Dans son très bel atelier de la rue Léon Blum, en plein centre-ville nantais, Sandrine expose ses mille et unes créations : un terrarium, des colliers de bijoux en métal, des boîtes de kleenex personnalisés… Au côté de la créatrice débordante d’énergie, deux petites filles s’appliquent à dessiner au feutre sur du tissu. Elles préparent un cadeau pour la fête des mères ! Le chien et le chat, mascottes officielles de l’atelier, ronronnent à leurs pieds.

« Dès que j’ai un moment, je cours chez mes fournisseurs de tissu ou je pars chiner des meubles d’occasion. Lorsque j’ai le malheur de tomber sur un objet original, je craque et je visualise plein de nouveaux ateliers« , poursuit Sandrine. Chez Créative Nantes, des créateurs nantais s’invitent parfois pour animer un ou deux ateliers. De temps en temps, la créatrice textile Loutchi passe pour apprendre aux couturières amateurs nantaises à fabriquer une robe. « J’expose les petits bijoux des créateurs. La boutique est pleine de jolies choses et c’est chouette ! » conclut Sandrine.

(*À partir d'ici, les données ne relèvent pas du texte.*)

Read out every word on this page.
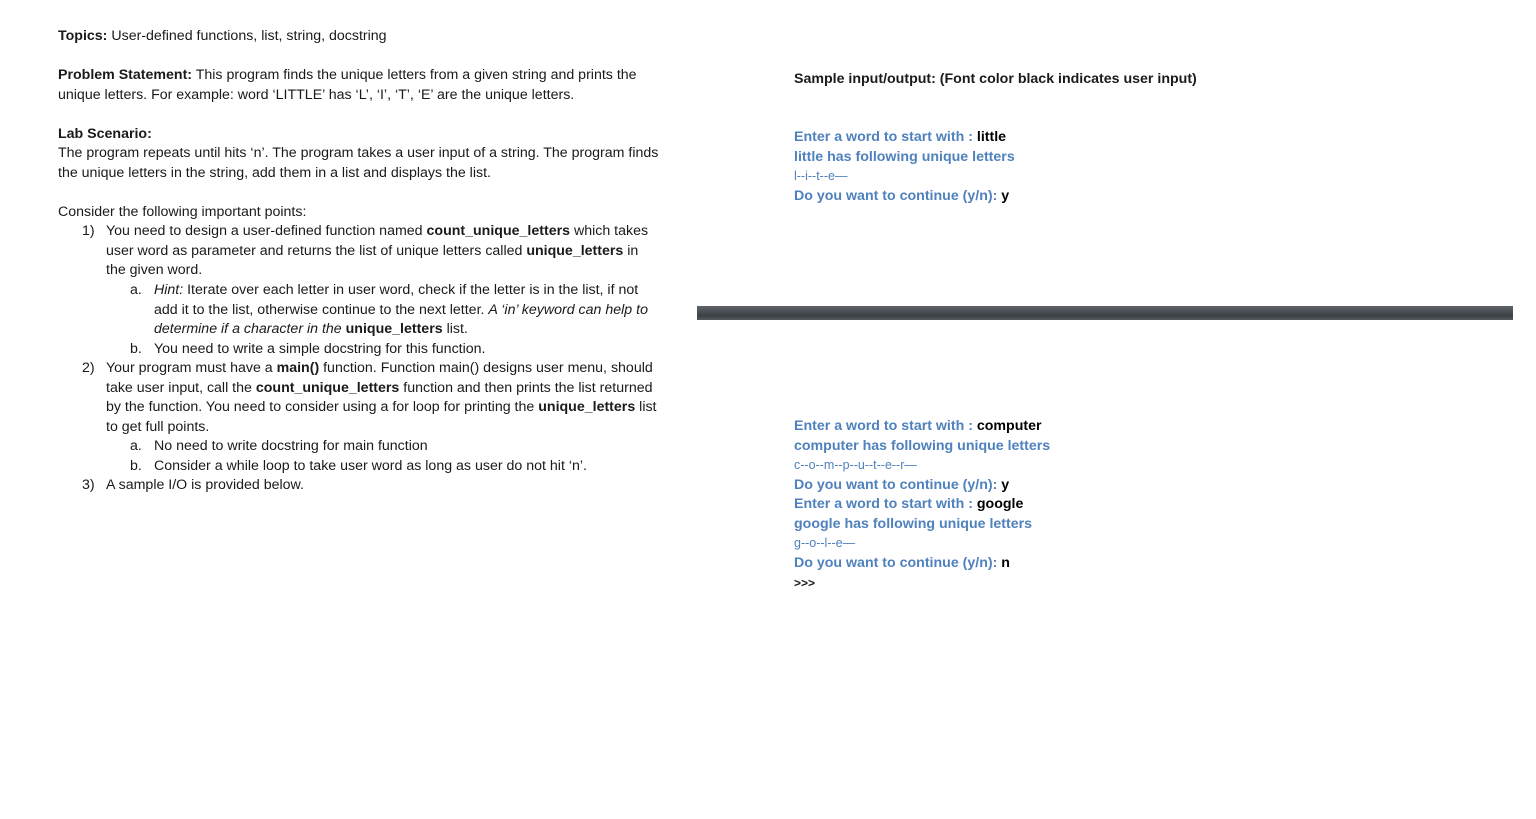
Topics: User-defined functions, list, string, docstring
Problem Statement: This program finds the unique letters from a given string and prints the
unique letters. For example: word ‘LITTLE’ has ‘L’, ‘I’, ‘T’, ‘E’ are the unique letters.
Lab Scenario:
The program repeats until hits ‘n’. The program takes a user input of a string. The program finds
the unique letters in the string, add them in a list and displays the list.
Consider the following important points:
1) You need to design a user-defined function named count_unique_letters which takes
user word as parameter and returns the list of unique letters called unique_letters in
the given word.
a. Hint: Iterate over each letter in user word, check if the letter is in the list, if not
add it to the list, otherwise continue to the next letter. A ‘in’ keyword can help to
determine if a character in the unique_letters list.
b. You need to write a simple docstring for this function.
2) Your program must have a main() function. Function main() designs user menu, should
take user input, call the count_unique_letters function and then prints the list returned
by the function. You need to consider using a for loop for printing the unique_letters list
to get full points.
a. No need to write docstring for main function
b. Consider a while loop to take user word as long as user do not hit ‘n’.
3) A sample I/O is provided below.
Sample input/output: (Font color black indicates user input)
Enter a word to start with : little
little has following unique letters
l--i--t--e—
Do you want to continue (y/n): y
Enter a word to start with : computer
computer has following unique letters
c--o--m--p--u--t--e--r—
Do you want to continue (y/n): y
Enter a word to start with : google
google has following unique letters
g--o--l--e—
Do you want to continue (y/n): n
>>>
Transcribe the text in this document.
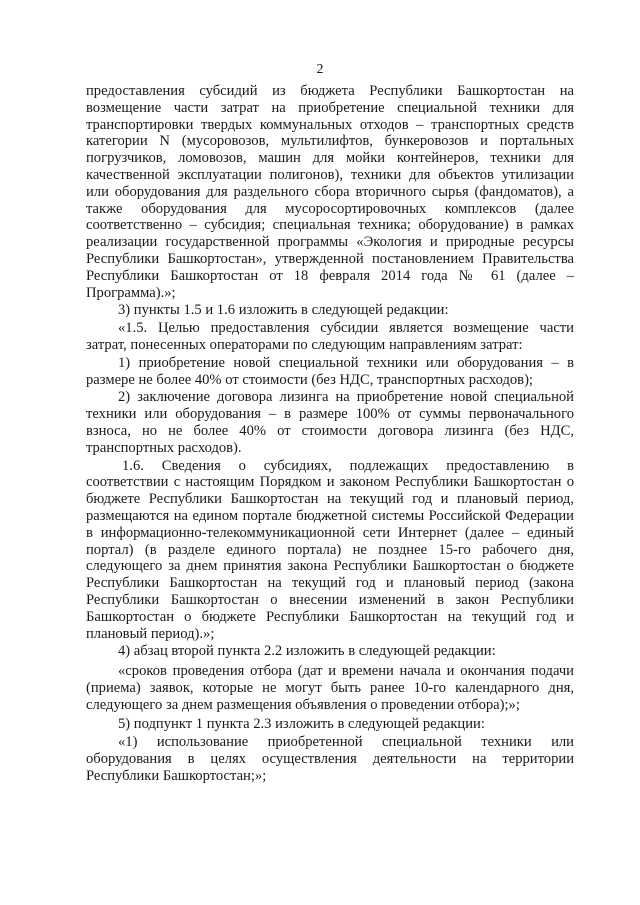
2

предоставления субсидий из бюджета Республики Башкортостан на возмещение части затрат на приобретение специальной техники для транспортировки твердых коммунальных отходов – транспортных средств категории N (мусоровозов, мультилифтов, бункеровозов и портальных погрузчиков, ломовозов, машин для мойки контейнеров, техники для качественной эксплуатации полигонов), техники для объектов утилизации или оборудования для раздельного сбора вторичного сырья (фандоматов), а также оборудования для мусоросортировочных комплексов (далее соответственно – субсидия; специальная техника; оборудование) в рамках реализации государственной программы «Экология и природные ресурсы Республики Башкортостан», утвержденной постановлением Правительства Республики Башкортостан от 18 февраля 2014 года № 61 (далее – Программа).»;

3) пункты 1.5 и 1.6 изложить в следующей редакции:

«1.5. Целью предоставления субсидии является возмещение части затрат, понесенных операторами по следующим направлениям затрат:

1) приобретение новой специальной техники или оборудования – в размере не более 40% от стоимости (без НДС, транспортных расходов);

2) заключение договора лизинга на приобретение новой специальной техники или оборудования – в размере 100% от суммы первоначального взноса, но не более 40% от стоимости договора лизинга (без НДС, транспортных расходов).

1.6. Сведения о субсидиях, подлежащих предоставлению в соответствии с настоящим Порядком и законом Республики Башкортостан о бюджете Республики Башкортостан на текущий год и плановый период, размещаются на едином портале бюджетной системы Российской Федерации в информационно-телекоммуникационной сети Интернет (далее – единый портал) (в разделе единого портала) не позднее 15-го рабочего дня, следующего за днем принятия закона Республики Башкортостан о бюджете Республики Башкортостан на текущий год и плановый период (закона Республики Башкортостан о внесении изменений в закон Республики Башкортостан о бюджете Республики Башкортостан на текущий год и плановый период).»;

4) абзац второй пункта 2.2 изложить в следующей редакции:

«сроков проведения отбора (дат и времени начала и окончания подачи (приема) заявок, которые не могут быть ранее 10-го календарного дня, следующего за днем размещения объявления о проведении отбора);»;

5) подпункт 1 пункта 2.3 изложить в следующей редакции:

«1) использование приобретенной специальной техники или оборудования в целях осуществления деятельности на территории Республики Башкортостан;»;
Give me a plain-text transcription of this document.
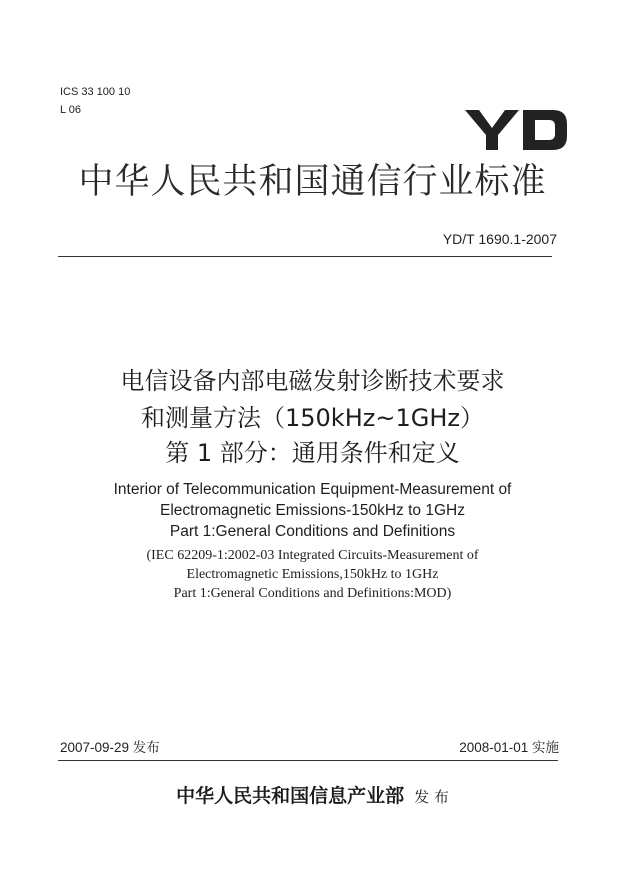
ICS 33 100 10
L 06
中华人民共和国通信行业标准
YD/T 1690.1-2007
电信设备内部电磁发射诊断技术要求
和测量方法（150kHz~1GHz）
第 1 部分：通用条件和定义
Interior of Telecommunication Equipment-Measurement of
Electromagnetic Emissions-150kHz to 1GHz
Part 1:General Conditions and Definitions
(IEC 62209-1:2002-03 Integrated Circuits-Measurement of
Electromagnetic Emissions,150kHz to 1GHz
Part 1:General Conditions and Definitions:MOD)
2007-09-29 发布	2008-01-01 实施
中华人民共和国信息产业部 发 布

Créative Nantes. 4, rue Léon Blum. Tel : 06 52 52 21 28. A retrouver sur Facebook. Site : creative-nantes.com

Le bel univers rétro des Niguedouille Julie et Gaël

niguedouilleJulie Maura et Gaël Macaire Bassez sont deux copines qui ont mélangé leurs univers de créatrice pour donner naissance à L’atelier Niguedouille, sur l’Île de Nantes. « Niguedouille, parce que ça veut dire nigaud en breton et que ma maman m’appelait comme ça », explique Julie.

Dans la boutique, le beau mobilier des années 50 ou 60 resplendit, restauré par les soins de Julie. Là des petites chaises ou des luminaires qui rappellent l’école, ici de belles enfilades ou encore des bureaux vintage remis à neuf. Julie a la passion des brocantes et de la chine. « J’aime les objets qui ont une histoire et je voulais leur donner une seconde vie », poursuit Julie.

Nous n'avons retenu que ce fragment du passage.